A very well-rounded clinical rotation is recommended. I struggled to patch together a long-term internship as an NP student. This was a mixed blessing. I got creative and did shorter rotations in several different areas that are commonly seen with geriatrics: oncology, ophthalmology, dermatology, urology, orthopedics, rheumatology, hospice, diabetes management and education, and long-term care. I would strongly recommend a part-time job in a nursing home, as a medication aide, nurse assistant, or care manager. Doing many areas helped me to prepare for the issues I see in geriatrics daily.
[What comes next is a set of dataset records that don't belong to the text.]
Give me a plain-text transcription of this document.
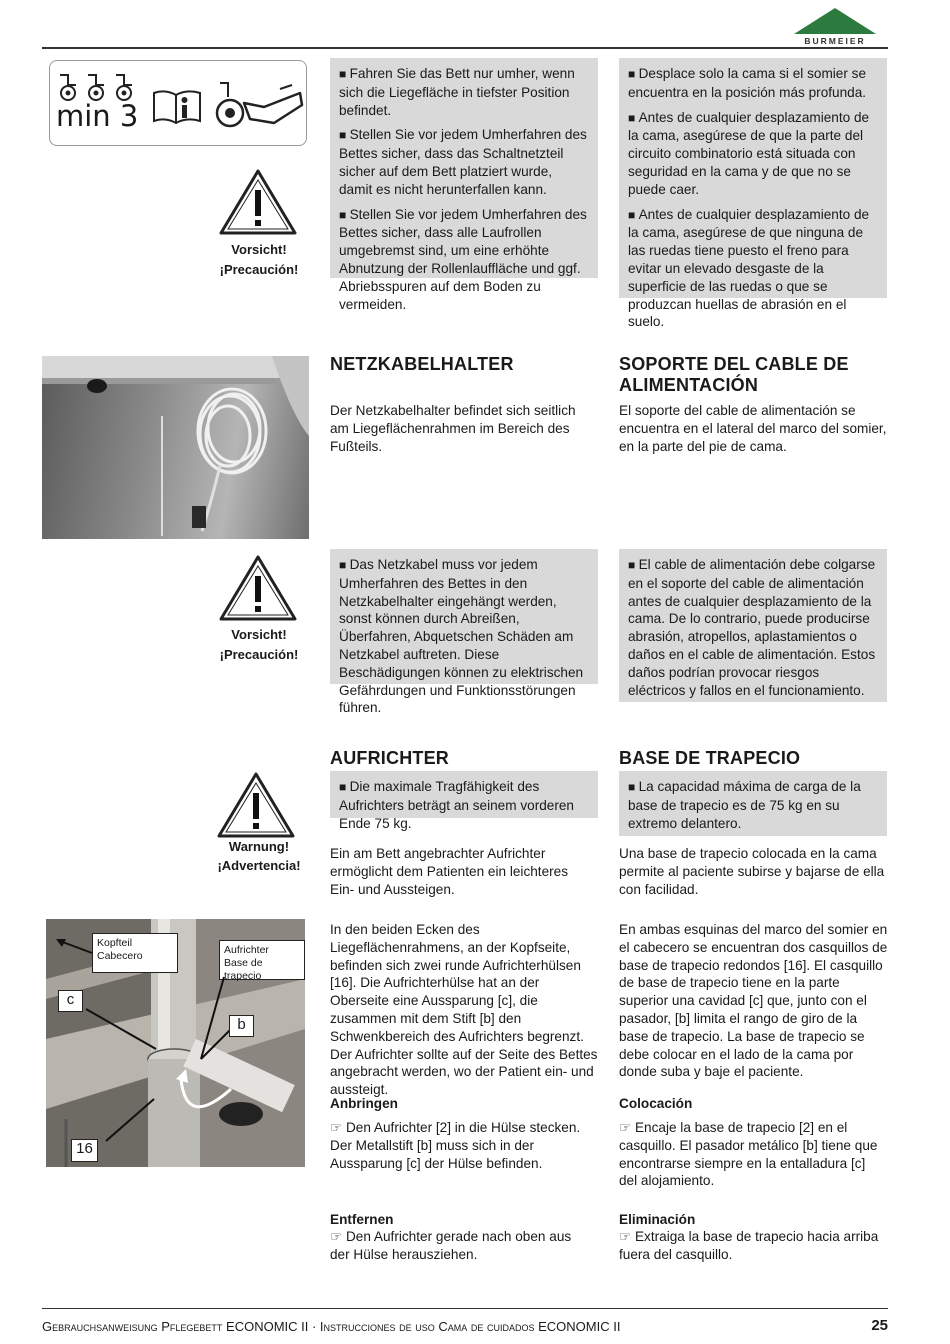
BURMEIER
min 3
Vorsicht!
¡Precaución!

■ Fahren Sie das Bett nur umher, wenn sich die Liegefläche in tiefster Position befindet.

■ Stellen Sie vor jedem Umherfahren des Bettes sicher, dass das Schaltnetzteil sicher auf dem Bett platziert wurde, damit es nicht herunterfallen kann.

■ Stellen Sie vor jedem Umherfahren des Bettes sicher, dass alle Laufrollen umgebremst sind, um eine erhöhte Abnutzung der Rollenlauffläche und ggf. Abriebsspuren auf dem Boden zu vermeiden.

■ Desplace solo la cama si el somier se encuentra en la posición más profunda.

■ Antes de cualquier desplazamiento de la cama, asegúrese de que la parte del circuito combinatorio está situada con seguridad en la cama y de que no se puede caer.

■ Antes de cualquier desplazamiento de la cama, asegúrese de que ninguna de las ruedas tiene puesto el freno para evitar un elevado desgaste de la superficie de las ruedas o que se produzcan huellas de abrasión en el suelo.

NETZKABELHALTER	SOPORTE DEL CABLE DE ALIMENTACIÓN
Der Netzkabelhalter befindet sich seitlich am Liegeflächenrahmen im Bereich des Fußteils.
El soporte del cable de alimentación se encuentra en el lateral del marco del somier, en la parte del pie de cama.
Vorsicht!
¡Precaución!

■ Das Netzkabel muss vor jedem Umherfahren des Bettes in den Netzkabelhalter eingehängt werden, sonst können durch Abreißen, Überfahren, Abquetschen Schäden am Netzkabel auftreten. Diese Beschädigungen können zu elektrischen Gefährdungen und Funktionsstörungen führen.

■ El cable de alimentación debe colgarse en el soporte del cable de alimentación antes de cualquier desplazamiento de la cama. De lo contrario, puede producirse abrasión, atropellos, aplastamientos o daños en el cable de alimentación. Estos daños podrían provocar riesgos eléctricos y fallos en el funcionamiento.

AUFRICHTER	BASE DE TRAPECIO
Warnung!
¡Advertencia!

■ Die maximale Tragfähigkeit des Aufrichters beträgt an seinem vorderen Ende 75 kg.

■ La capacidad máxima de carga de la base de trapecio es de 75 kg en su extremo delantero.

Ein am Bett angebrachter Aufrichter ermöglicht dem Patienten ein leichteres Ein- und Aussteigen.
Una base de trapecio colocada en la cama permite al paciente subirse y bajarse de ella con facilidad.
In den beiden Ecken des Liegeflächenrahmens, an der Kopfseite, befinden sich zwei runde Aufrichterhülsen [16]. Die Aufrichterhülse hat an der Oberseite eine Aussparung [c], die zusammen mit dem Stift [b] den Schwenkbereich des Aufrichters begrenzt. Der Aufrichter sollte auf der Seite des Bettes angebracht werden, wo der Patient ein- und aussteigt.
En ambas esquinas del marco del somier en el cabecero se encuentran dos casquillos de base de trapecio redondos [16]. El casquillo de base de trapecio tiene en la parte superior una cavidad [c] que, junto con el pasador, [b] limita el rango de giro de la base de trapecio. La base de trapecio se debe colocar en el lado de la cama por donde suba y baje el paciente.
Kopfteil
Cabecero	Aufrichter
Base de trapecio
c
b
16
Anbringen	Colocación
☞ Den Aufrichter [2] in die Hülse stecken. Der Metallstift [b] muss sich in der Aussparung [c] der Hülse befinden.
☞ Encaje la base de trapecio [2] en el casquillo. El pasador metálico [b] tiene que encontrarse siempre en la entalladura [c] del alojamiento.
Entfernen	Eliminación
☞ Den Aufrichter gerade nach oben aus der Hülse herausziehen.
☞ Extraiga la base de trapecio hacia arriba fuera del casquillo.
Gebrauchsanweisung Pflegebett ECONOMIC II · Instrucciones de uso Cama de cuidados ECONOMIC II	25
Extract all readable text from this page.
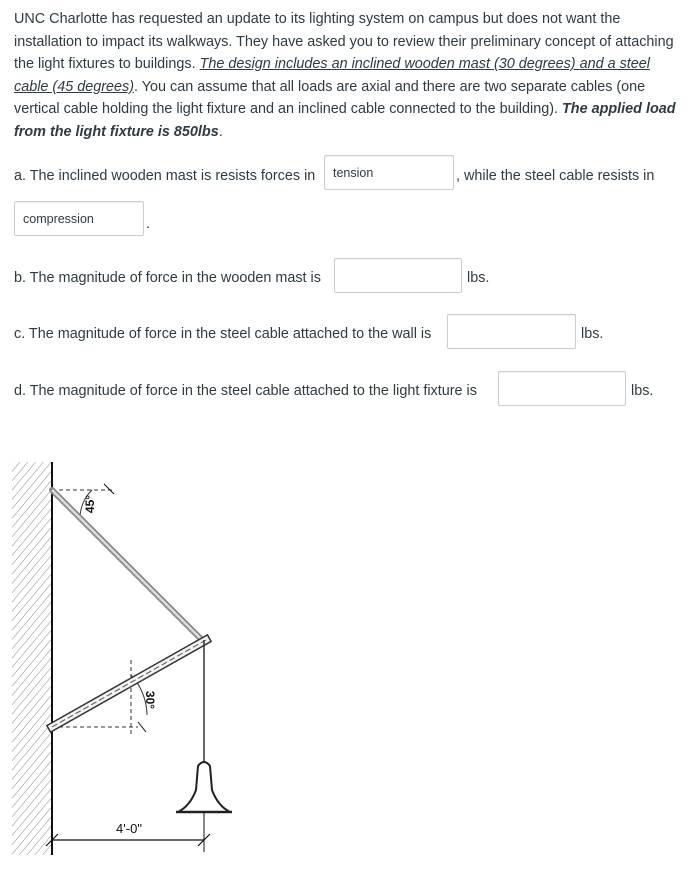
UNC Charlotte has requested an update to its lighting system on campus but does not want the installation to impact its walkways. They have asked you to review their preliminary concept of attaching the light fixtures to buildings. The design includes an inclined wooden mast (30 degrees) and a steel cable (45 degrees). You can assume that all loads are axial and there are two separate cables (one vertical cable holding the light fixture and an inclined cable connected to the building). The applied load from the light fixture is 850lbs.

a. The inclined wooden mast is resists forces in
tension	, while the steel cable resists in
compression
.
b. The magnitude of force in the wooden mast is	lbs.
c. The magnitude of force in the steel cable attached to the wall is	lbs.
d. The magnitude of force in the steel cable attached to the light fixture is	lbs.
45°
30°
4'-0"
I would recommend shadowing a nurse case manager or discharge planner. Geriatric patients, when discharged from the hospital, sometimes don’t go back home; they are placed in a higher level of care, and that is their new home. Witnessing this process and the barriers that patients undergo, and the dramatic life changes it means to them, is eye-opening. Clinical hours with an already-practicing geriatric NP, PA, or MD is invaluable. Aligning yourself with professional organizations such as the Gerontological Advanced Practice Nurses Association (GAPNA) is helpful. Here in Oregon, we have the Oregon Geriatric Society. Both have annual conferences to attend. I would also familiarize oneself with state organizations such as Aging and Disability, and become very familiar with CMS and Medicare regulations. Nursing homes are very heavily regulated. Understanding these regulations will be helpful as well. I would also try to take a strong pharmacology course, specifically those geared toward geriatrics are a must. There is a list of medications to avoid when treating the elderly–The Beers List. This should be something every nursing and medical professional should know well. Palliative care courses and internships would be helpful as well. I would recommend reading Atul Gawande’s book Being Mortal: Medicine and What Matters in the End. All medical and nursing students should read this book. Goals of care is an area in which the medical community as well as patients (which is everyone!) need to be better informed. Many students who rounded with me had a hard time understanding that “comfort care” did not mean no care. This book helps explain why sometimes doing less, is more when it comes to medical innovation. Sometimes doing more is keeping patients comfortable, and letting them decide to say no to treatments and interventions. It’s a complex ethical issue that medical and nursing students need to better understand.
Thank you Ms. Reed for participating in our APRN career guide interview series!